Seperti pria pria lain di dunia, Bara ingin mempunyai anak dan istri yang selalu menantinya dirumah saat ia pulang kerja. Makan malam dirumah dengan mendengar celotehan anak anaknya kelak.
"Ada waktu sekitar dua puluh menit bicara dengan kekasih anda, tapi setelah itu kita akan pergi ke Global Corp. Ada perjanjian kontrak yang harus ditanda tangani, mungkin memakan waktu cukup lama karena anda harus menandatangani surat pengalihan kuasa," ujar Anom.
Pria muda itu kemudian melangkah pergi kembali ke kantornya. Tadi Anom tak membawa Gabriella ke atas karena dia tak menyukai wanita itu sejak awal melihatnya. Entah...tapi wajah cantik dengan suara ramah itu seperti menyimpan sebuah kesombongan.
"Sayang....darimana kau tahu aku ada disini? Bukankah sudah aku katakan jika tak lama lagi aku akan pulang."
"Honey....l miss you!"
Bara tak bergeming ketika tiba tiba Gabriella datang menghambur memeluknya. Tak bisa ia pungkiri jika ia juga sangat merindukan wanita di depannya. Tapi seperti ada sesuatu yang melarangnya untuk membalas pelukan itu.
"Jangan begini, semua orang sedang melihat kita. Sebaiknya kita ke atas."
"Apa kau tidak merindukan aku? Apa kabar yang aku dengar benar? Jika keluarga ayahmu telah memaksamu untuk menikahi gadis yang tak kau kenal?"

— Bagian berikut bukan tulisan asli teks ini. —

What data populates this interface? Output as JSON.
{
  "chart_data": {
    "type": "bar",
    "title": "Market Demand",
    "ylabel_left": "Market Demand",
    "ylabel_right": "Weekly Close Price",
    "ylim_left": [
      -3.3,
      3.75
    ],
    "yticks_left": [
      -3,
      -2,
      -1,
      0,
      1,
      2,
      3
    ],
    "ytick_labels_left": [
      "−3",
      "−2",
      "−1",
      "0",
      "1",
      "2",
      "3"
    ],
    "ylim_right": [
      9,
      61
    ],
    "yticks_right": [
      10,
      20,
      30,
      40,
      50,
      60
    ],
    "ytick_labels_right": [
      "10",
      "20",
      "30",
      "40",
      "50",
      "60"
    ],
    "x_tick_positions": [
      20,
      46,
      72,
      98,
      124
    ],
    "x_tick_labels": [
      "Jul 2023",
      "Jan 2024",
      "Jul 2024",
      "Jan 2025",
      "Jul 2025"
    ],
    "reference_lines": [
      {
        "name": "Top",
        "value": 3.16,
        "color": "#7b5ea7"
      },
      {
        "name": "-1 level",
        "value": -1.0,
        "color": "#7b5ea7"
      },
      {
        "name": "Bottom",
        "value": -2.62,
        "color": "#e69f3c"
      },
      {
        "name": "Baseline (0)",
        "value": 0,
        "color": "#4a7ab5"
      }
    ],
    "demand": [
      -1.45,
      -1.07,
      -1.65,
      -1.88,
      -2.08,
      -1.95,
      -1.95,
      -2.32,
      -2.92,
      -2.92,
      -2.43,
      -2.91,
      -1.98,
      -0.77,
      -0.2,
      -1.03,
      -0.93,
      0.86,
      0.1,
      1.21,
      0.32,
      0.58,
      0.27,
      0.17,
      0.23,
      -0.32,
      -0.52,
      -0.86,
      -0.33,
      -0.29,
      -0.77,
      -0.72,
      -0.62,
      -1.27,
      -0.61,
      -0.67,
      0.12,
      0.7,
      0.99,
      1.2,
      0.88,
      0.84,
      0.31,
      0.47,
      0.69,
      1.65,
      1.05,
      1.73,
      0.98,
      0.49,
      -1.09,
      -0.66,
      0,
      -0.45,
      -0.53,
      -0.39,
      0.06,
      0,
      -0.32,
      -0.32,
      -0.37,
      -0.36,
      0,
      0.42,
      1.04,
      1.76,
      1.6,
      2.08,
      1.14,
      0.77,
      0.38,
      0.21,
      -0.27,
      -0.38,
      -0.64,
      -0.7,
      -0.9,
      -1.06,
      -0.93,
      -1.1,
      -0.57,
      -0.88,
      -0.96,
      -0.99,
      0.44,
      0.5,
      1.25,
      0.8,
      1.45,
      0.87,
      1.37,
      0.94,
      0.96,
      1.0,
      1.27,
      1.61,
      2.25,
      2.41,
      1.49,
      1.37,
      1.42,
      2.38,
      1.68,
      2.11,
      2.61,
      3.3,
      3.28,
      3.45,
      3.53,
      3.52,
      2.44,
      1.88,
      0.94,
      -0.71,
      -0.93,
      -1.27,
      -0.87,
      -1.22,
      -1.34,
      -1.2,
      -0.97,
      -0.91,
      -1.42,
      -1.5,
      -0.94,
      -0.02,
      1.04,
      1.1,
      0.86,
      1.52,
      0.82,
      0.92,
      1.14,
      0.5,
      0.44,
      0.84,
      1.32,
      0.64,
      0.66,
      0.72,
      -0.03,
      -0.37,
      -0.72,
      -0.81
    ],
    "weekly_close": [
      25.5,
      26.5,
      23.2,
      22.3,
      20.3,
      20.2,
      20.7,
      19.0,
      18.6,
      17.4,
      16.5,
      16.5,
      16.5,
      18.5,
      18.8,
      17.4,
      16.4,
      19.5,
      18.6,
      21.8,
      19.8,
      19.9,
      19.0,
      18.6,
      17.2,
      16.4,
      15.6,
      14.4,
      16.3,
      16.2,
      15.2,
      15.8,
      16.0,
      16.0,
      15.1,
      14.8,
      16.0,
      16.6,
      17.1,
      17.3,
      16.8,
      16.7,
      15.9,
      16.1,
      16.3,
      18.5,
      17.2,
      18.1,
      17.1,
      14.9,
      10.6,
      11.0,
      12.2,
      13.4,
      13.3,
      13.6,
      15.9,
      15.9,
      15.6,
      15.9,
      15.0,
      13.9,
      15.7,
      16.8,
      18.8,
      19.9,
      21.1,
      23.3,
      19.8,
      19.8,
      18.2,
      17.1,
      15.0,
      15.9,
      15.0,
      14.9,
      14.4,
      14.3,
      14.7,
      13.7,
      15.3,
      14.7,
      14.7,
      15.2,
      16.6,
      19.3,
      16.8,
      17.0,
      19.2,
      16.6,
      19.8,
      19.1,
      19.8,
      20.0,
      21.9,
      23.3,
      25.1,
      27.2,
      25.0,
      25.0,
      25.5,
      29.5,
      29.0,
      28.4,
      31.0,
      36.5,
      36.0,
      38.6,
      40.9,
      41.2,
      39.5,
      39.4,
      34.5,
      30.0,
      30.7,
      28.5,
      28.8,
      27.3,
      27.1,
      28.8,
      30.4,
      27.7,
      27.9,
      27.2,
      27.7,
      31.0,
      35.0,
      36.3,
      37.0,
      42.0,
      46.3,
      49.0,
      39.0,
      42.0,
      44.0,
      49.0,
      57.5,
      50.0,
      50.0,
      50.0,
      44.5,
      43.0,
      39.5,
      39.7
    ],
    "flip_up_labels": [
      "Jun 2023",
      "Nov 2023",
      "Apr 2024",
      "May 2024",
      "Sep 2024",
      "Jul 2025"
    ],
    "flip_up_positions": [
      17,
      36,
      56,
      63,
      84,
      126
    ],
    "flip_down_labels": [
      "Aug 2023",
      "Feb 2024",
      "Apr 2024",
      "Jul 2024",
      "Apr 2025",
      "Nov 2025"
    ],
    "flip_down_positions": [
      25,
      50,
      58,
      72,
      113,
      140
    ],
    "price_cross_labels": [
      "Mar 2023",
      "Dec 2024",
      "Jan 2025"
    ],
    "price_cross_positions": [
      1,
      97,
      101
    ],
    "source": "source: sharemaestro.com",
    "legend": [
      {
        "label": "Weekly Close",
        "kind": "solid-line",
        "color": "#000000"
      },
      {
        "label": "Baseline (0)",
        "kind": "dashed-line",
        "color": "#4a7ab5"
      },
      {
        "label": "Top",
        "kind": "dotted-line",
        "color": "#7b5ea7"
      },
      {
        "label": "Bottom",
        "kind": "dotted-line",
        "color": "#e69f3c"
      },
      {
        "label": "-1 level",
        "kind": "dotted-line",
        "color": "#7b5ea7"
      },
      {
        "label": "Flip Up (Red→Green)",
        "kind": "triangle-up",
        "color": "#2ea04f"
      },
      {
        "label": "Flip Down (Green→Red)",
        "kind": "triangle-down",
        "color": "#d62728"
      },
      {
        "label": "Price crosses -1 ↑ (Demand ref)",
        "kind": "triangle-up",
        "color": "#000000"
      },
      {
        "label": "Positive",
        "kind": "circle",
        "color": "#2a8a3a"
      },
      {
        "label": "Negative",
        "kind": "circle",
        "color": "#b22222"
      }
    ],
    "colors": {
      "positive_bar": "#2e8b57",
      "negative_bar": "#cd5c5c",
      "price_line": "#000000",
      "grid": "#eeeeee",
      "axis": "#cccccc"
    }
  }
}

"Aku jawab semua pertanyaanmu jika kita sudah ada di kantor. Jika kau membuat ini sulit maka sebaiknya kau aku antar dulu ke hotel karena sebentar lagi ada urusan yang harus aku selesaikan," ujar Bara sambil melihat ke arah jam tangannya. Dia yakin jika pembicaraan ini akan menjadi lama apalagi jika ia mengatakan tentang statusnya. Sekarang dia adalah pria beristri!

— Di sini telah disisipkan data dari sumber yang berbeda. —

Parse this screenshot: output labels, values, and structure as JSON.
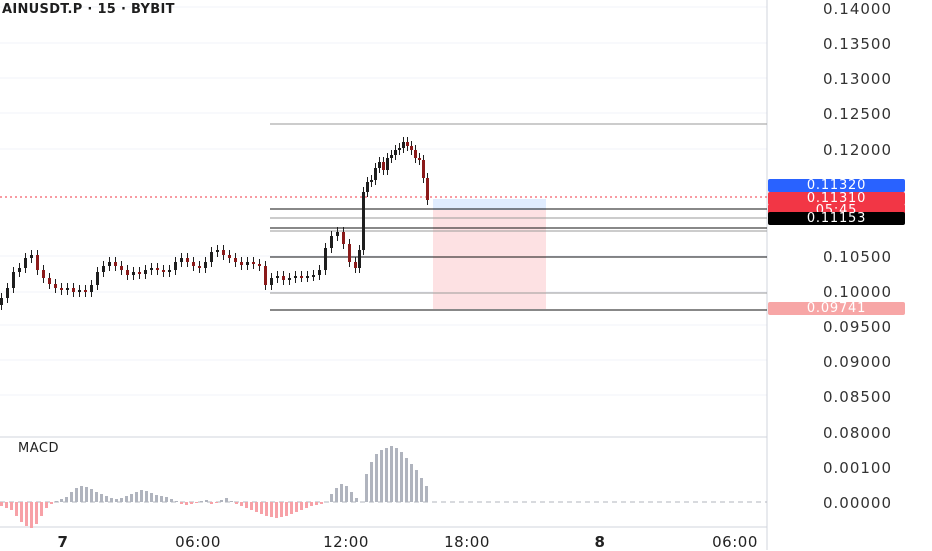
{
  "header": {
    "symbol": "AINUSDT.P · 15 · BYBIT"
  },
  "price_axis": {
    "labels": [
      "0.14000",
      "0.13500",
      "0.13000",
      "0.12500",
      "0.12000",
      "0.10500",
      "0.10000",
      "0.09500",
      "0.09000",
      "0.08500",
      "0.08000"
    ]
  },
  "price_tags": {
    "last": "0.11320",
    "current": "0.11310",
    "countdown": "05:45",
    "level": "0.11153",
    "target": "0.09741"
  },
  "macd": {
    "title": "MACD",
    "axis_labels": [
      "0.00100",
      "0.00000"
    ]
  },
  "time_axis": {
    "labels": [
      "7",
      "06:00",
      "12:00",
      "18:00",
      "8",
      "06:00"
    ]
  },
  "colors": {
    "up": "#1e1e1e",
    "down": "#8b1a1a",
    "hist_pos": "#b0b4be",
    "hist_neg": "#f7a1a7",
    "zone": "#fde1e3",
    "zone_top": "#e0ecfe",
    "blue_tag": "#2962ff",
    "red_tag": "#f23645"
  }
}
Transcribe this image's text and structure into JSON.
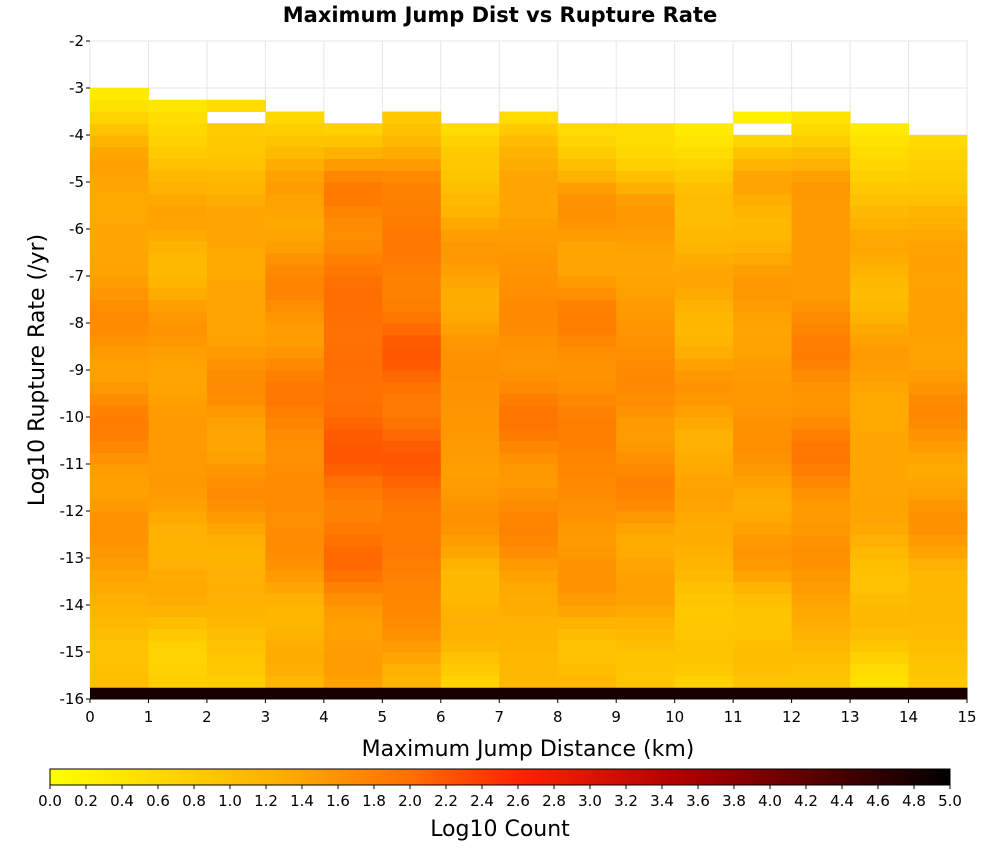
{
  "chart_data": {
    "type": "heatmap",
    "title": "Maximum Jump Dist vs Rupture Rate",
    "xlabel": "Maximum Jump Distance (km)",
    "ylabel": "Log10 Rupture Rate (/yr)",
    "xlim": [
      0,
      15
    ],
    "ylim": [
      -16,
      -2
    ],
    "x_ticks": [
      "0",
      "1",
      "2",
      "3",
      "4",
      "5",
      "6",
      "7",
      "8",
      "9",
      "10",
      "11",
      "12",
      "13",
      "14",
      "15"
    ],
    "y_ticks": [
      "-2",
      "-3",
      "-4",
      "-5",
      "-6",
      "-7",
      "-8",
      "-9",
      "-10",
      "-11",
      "-12",
      "-13",
      "-14",
      "-15",
      "-16"
    ],
    "x_bin_width": 1,
    "y_bin_width": 0.25,
    "grid": true,
    "colorbar": {
      "label": "Log10 Count",
      "range": [
        0,
        5
      ],
      "ticks": [
        "0.0",
        "0.2",
        "0.4",
        "0.6",
        "0.8",
        "1.0",
        "1.2",
        "1.4",
        "1.6",
        "1.8",
        "2.0",
        "2.2",
        "2.4",
        "2.6",
        "2.8",
        "3.0",
        "3.2",
        "3.4",
        "3.6",
        "3.8",
        "4.0",
        "4.2",
        "4.4",
        "4.6",
        "4.8",
        "5.0"
      ],
      "colors": [
        "#ffff00",
        "#ff8c00",
        "#ff2000",
        "#8b0000",
        "#000000"
      ]
    },
    "column_profiles": {
      "top_edge": [
        -3.0,
        -3.25,
        -3.25,
        -3.5,
        -3.75,
        -3.5,
        -3.75,
        -3.5,
        -3.75,
        -3.75,
        -3.75,
        -3.5,
        -3.5,
        -3.75,
        -4.0
      ],
      "empty_bins": [
        [
          2,
          -3.75
        ],
        [
          11,
          -4.0
        ]
      ],
      "base": [
        1.3,
        1.15,
        1.2,
        1.4,
        1.72,
        1.72,
        1.22,
        1.4,
        1.4,
        1.3,
        1.05,
        1.2,
        1.4,
        1.05,
        1.2
      ],
      "row_minus_16_value": 4.8
    }
  }
}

"Kau hanya sedang membalasku bukan? Kau pasti ingin melihat aku mengemis cintamu, aku tidak pernah menolakmu honey...aku hanya minta sedikit waktu," sahut Gaby tak suka jika Bara mengabaikannya. Hampir satu bulan pria itu pergi tanpa pamit atau memberi kabar padanya.
Bara menghela nafasnya, sepertinya dia memang harus mencari hotel terlebih dahulu untuk Gabriella. Mereka akan meneruskan pembicaraan setelah pekerjaannya selesai.
*
Menjelang sore akhirnya kegiatannya sebagai 'mahasiswa baru' telah selesai. Dinar segera menunggu jemputan di halte yang ada di depan kampus. Disana ia duduk bersama mahasiswa baru lain yang sedang menunggu angkutan umum.
Setengah jam menunggu tapi mobil Mang Surya belum juga terlihat. Padahal supirnya itu sudah menerima dan bahkan membaca pesan yang ia kirimkan, jika ia sudah menunggu di depan kampus.
"Ririn!" pekik Dinar ketika melihat sahabat baiknya melintas menaiki sepeda motor matic didepannya. Sepertinya sepeda motor baru karena setahunya Ririn tidak punya kendaraan pribadi. Saat SMA mereka selalu naik angkutan umum jika berangkat ataupun pulang sekolah.
Dinar segera berlari mendekat ketika melihat motor yang dinaiki Ririn menepi di pinggir jalan.
"Hei, gimana kabarmu? Aku sulit sekali menghubungimu setelah hari itu, kau masih bekerja di hotel tempat terakhir kita bekerja?"
Bukannya terlihat senang, Ririn malah melihat senyum sinis padanya. Dia berpikir mungkin Ririn marah karena mereka putus kontak cukup lama. Dinar yakin jika Ririn pasti belum mendengar jika sekarang dia sudah menikah.
"Ckk masih aja pakai angkot, untung Kak Akbar nggak jadi merid sama kamu Din! Kalau enggak bisa ikut miskin dia kayak kamu," cibir Ririn kesal, dia tahu jika setiap hari Akbar dan teman temannya masih mencari keberadaan Dinar.
"Rin..."
"Untung aja Akbar lolos dari jebakan elo ya! Elo yang jual diri tapi Kak Akbar yang harus tanggung jawab...licik!"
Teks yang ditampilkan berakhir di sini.